Crisis. Son tiempos difíciles de profundos cambios y de aceleración de acontecimientos en nuestra sociedad. Parece que el marasmo de la corrupción política y económica nos ha invadido de una manera ineludible, inoculándose en todos los segmentos sociales y envenenando a todos sin distinción de raza, sexo, clase social, credo religioso, etc.
Tras unos años de este desmorononamiento generalizado, visible en nuestras ciudades a diario, también circulaba la idea de que la resignación ante lo inevitable era la única salida. Una corriente de desesperanza y desidia ocupaba lo que antes fueron espejismos de prosperidad. Los efectos sociales de las penurias económicas eran ya devastadores y comenzaban a cambiar la forma de vivir y de pensar de las personas. La convivencia se torna casi imposible corriendo el riesgo de quebrarse definitivamente.
Pero no podemos olvidar el espíritu de supervivencia humano. El deseo de regeneración profunda, de redención, de catarsis. Siempre se ha dicho que ante las peores catástrofes el ser humano extrae de sí mismo sus mejores cualidades de generosidad, entrega, valor, nobleza e inteligencia. Es entonces cuando comienzan a surgir ideas de recuperación de valores, de retomar el rumbo, de humanizar la política, en definitiva, de devolver al ser humano al centro de las preocupaciones de pensadores, filósofos e intelectuales de toda clase y condición.
Asumiendo que la historia es cíclica, comenzamos a recordar que la génesis de toda crisis estriba en una suerte de “olvido” de aquellos valores humanos que cimentan a toda civilización que se precie. Que no se puede construir nada sólido sin considerar que tenemos necesidades no solo materiales, sino que también precisamos de oportunidades de desarrollar nuestros intereses más elevados. Que no puede sobrevivir mucho tiempo una sociedad que descarta el valor de lo más propiamente humano: la cultura, el saber, la reflexión, la espiritualidad. Que a través de la educación y de la formación en valores es como se forja una sociedad más equilibrada y favorable para todos.

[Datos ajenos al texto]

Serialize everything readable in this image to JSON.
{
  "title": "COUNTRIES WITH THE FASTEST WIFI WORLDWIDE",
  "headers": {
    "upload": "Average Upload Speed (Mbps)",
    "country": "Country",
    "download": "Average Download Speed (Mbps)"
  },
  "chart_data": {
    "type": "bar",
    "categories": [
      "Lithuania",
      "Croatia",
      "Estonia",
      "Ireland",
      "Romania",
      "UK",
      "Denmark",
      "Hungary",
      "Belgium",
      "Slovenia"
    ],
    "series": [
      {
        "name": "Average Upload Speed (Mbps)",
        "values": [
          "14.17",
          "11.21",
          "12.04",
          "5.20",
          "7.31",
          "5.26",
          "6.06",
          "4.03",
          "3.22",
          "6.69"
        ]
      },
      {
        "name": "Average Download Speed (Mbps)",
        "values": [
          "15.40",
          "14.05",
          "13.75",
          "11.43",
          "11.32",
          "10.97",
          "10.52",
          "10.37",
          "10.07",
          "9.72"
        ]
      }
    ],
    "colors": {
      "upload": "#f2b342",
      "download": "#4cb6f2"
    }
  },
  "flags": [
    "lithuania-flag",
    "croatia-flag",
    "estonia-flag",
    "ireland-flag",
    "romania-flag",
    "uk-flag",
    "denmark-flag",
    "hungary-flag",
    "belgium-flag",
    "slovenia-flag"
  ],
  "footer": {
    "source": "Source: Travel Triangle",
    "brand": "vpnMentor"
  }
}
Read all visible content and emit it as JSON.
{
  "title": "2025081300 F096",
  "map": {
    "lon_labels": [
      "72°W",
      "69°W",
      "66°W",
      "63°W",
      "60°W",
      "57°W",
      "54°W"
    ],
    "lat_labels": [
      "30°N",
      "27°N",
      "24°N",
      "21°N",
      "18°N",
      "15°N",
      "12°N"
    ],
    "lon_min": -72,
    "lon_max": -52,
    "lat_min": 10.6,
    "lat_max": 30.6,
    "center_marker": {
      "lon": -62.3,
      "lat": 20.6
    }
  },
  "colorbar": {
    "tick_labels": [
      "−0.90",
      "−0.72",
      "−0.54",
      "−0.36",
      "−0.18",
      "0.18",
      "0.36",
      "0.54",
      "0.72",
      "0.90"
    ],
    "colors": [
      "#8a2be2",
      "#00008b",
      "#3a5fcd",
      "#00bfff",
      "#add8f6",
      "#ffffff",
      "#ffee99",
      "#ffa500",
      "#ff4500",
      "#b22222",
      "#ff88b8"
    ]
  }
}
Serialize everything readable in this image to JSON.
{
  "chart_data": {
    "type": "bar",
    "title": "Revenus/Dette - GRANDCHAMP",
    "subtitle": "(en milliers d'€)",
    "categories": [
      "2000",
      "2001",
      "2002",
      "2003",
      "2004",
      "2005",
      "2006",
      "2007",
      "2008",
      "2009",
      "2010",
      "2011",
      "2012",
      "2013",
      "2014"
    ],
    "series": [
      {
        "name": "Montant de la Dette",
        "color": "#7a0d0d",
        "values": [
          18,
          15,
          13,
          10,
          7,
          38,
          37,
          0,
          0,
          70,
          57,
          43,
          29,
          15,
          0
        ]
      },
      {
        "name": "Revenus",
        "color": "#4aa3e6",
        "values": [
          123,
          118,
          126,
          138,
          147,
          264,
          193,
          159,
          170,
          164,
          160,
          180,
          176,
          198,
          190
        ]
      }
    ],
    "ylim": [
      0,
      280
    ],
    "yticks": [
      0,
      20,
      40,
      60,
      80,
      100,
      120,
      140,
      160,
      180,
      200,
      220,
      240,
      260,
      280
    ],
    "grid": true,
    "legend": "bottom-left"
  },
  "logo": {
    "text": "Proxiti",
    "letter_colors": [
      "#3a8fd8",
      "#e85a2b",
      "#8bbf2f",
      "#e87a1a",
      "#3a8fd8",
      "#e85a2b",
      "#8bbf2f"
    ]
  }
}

Que no todo estriba en la elección de un sistema político o económico y que lo primordial es que estos sistemas de organización sean habitados por hombres y mujeres justos.
Afortunadamente, se pueden apreciar los brotes de una nueva conciencia de las cosas. Cada vez más personas comienzan a cuestionarse el sentido de la vida que habían llevado hasta ahora. ¿De verdad la felicidad que perseguían se encontraba en la satisfacción de todos sus deseos consumistas y materiales? ¿Por qué, a pesar de haber conseguido un nivel de vida envidiable, se seguían sintiendo vacíos? ¿Es nuestra forma de vida sostenible o nos aboca a un desastre aún mayor del que ya padecemos? Son muchas las preguntas que ya se empiezan a hacer los que se plantean la manera de mejorar el entorno que les rodea. También son conscientes que la solución no vendrá de manera instantánea, y que tampoco será una dádiva de ningún gobernante.
Esta solución que tanto ansiamos se halla en la filosofía. Sí, en la filosofía, entendida como amor a la sabiduría. Nuestros pesares no son nuevos y ya los han tenido multitud de pensadores en todos los tiempos y lugares. Sus conclusiones siempre derivaron hacia la construcción de un mundo nuevo a partir de hombres y mujeres nuevos. Es decir, en la recuperación de valores olvidados. En el fomento de la ciudadanía responsable para con sus semejantes. En la promoción de una ética universal, fuera de convenciones temporales, que sirviera para lograr la justicia en las relaciones sociales. En volver a poner en el centro al ser humano y favorecer así un Renacimiento.
La indignación ha de ser un motor de cambio, un acicate que mueva a la reflexión. Pero inmediatamente debe dejar paso a la Ética, al sentido de la Justicia, del Bien y de la Belleza. Para ello nada mejor que la Filosofía.